Novas regras aprovadas pela agência reguladora criam o “banimento temporário” de até um ano e estabelecem punições financeiras rígidas para agressões e comportamentos de risco em aeronaves.
A Agência Nacional de Aviação Civil (ANAC) aprovou, nesta sexta-feira (6), um novo conjunto de medidas para lidar com passageiros que perturbam a ordem ou colocam em risco a segurança dos voos.

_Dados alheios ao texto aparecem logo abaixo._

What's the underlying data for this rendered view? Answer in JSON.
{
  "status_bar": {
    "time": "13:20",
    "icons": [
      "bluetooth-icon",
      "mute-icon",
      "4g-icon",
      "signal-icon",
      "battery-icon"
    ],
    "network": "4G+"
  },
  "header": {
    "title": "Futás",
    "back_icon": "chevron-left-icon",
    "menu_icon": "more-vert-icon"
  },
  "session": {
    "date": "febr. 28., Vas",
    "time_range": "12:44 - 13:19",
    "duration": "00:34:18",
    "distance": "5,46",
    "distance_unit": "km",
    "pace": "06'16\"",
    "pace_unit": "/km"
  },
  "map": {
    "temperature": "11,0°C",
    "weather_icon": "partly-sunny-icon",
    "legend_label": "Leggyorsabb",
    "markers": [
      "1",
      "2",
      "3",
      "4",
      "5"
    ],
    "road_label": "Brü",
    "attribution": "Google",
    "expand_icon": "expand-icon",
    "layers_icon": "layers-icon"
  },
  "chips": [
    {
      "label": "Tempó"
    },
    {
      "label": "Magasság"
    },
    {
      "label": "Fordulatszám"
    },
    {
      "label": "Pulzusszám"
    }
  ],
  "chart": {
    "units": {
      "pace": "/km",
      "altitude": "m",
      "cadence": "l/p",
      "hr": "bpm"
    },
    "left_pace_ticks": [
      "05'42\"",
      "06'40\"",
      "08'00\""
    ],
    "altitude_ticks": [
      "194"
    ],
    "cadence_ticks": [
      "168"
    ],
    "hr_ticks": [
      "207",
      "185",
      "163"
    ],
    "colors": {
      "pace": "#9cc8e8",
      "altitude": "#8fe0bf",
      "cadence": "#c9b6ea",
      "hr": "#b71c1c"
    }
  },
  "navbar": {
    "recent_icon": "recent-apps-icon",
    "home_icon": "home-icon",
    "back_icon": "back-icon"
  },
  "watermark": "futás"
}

A principal novidade é a criação de um sistema de gradação de infrações que pode resultar em multas de R$ 5 mil a R$ 175 mil, além da proibição de embarque em qualquer companhia aérea nacional por um período de até 12 meses.
A medida responde a uma demanda antiga das companhias aéreas, que registraram um aumento significativo nos casos de “air rage” (fúria aérea) nos últimos anos. Com a nova norma, o comandante da aeronave passa a ter protocolos mais claros para reportar incidentes, que agora são divididos em níveis de gravidade:
- Nível 1 (Leve): Desobediência a instruções simples (como não colocar o cinto ou usar eletrônicos quando proibido).
- Nível 2 (Médio): Ofensas verbais à tripulação ou a outros passageiros e consumo excessivo de álcool próprio.
- Nível 3 (Grave): Agressão física, tentativa de invasão de cabine ou atos que forcem o desvio da aeronave (alternado).
Além da multa administrativa aplicada pela ANAC, o passageiro que for banido será incluído em uma lista compartilhada entre as empresas aéreas. No entanto, a agência garantiu que haverá direito à ampla defesa antes da aplicação da suspensão de embarque. Casos que envolvam crimes flagrantes continuarão sendo encaminhados à Polícia Federal imediatamente após o pouso.
O que muda para o passageiro
| Tipo de Infração | Punção Prevista | Consequência Adicional |
| Indisciplina Leve | Multas a partir de R$ 5 mil | Advertência formal |
| Agressão ou Ameaça | Multas de até R$ 175 mil | Banimento de voos por 1 ano |
| Dano ao Avião | Multa + Indenização | Encaminhamento à Polícia Federal |
A norma também estabelece que as companhias aéreas devem treinar suas tripulações para o gerenciamento de conflitos, priorizando a desescalada da violência antes do uso de meios de contenção física, que continuam permitidos em casos extremos para garantir a segurança do voo.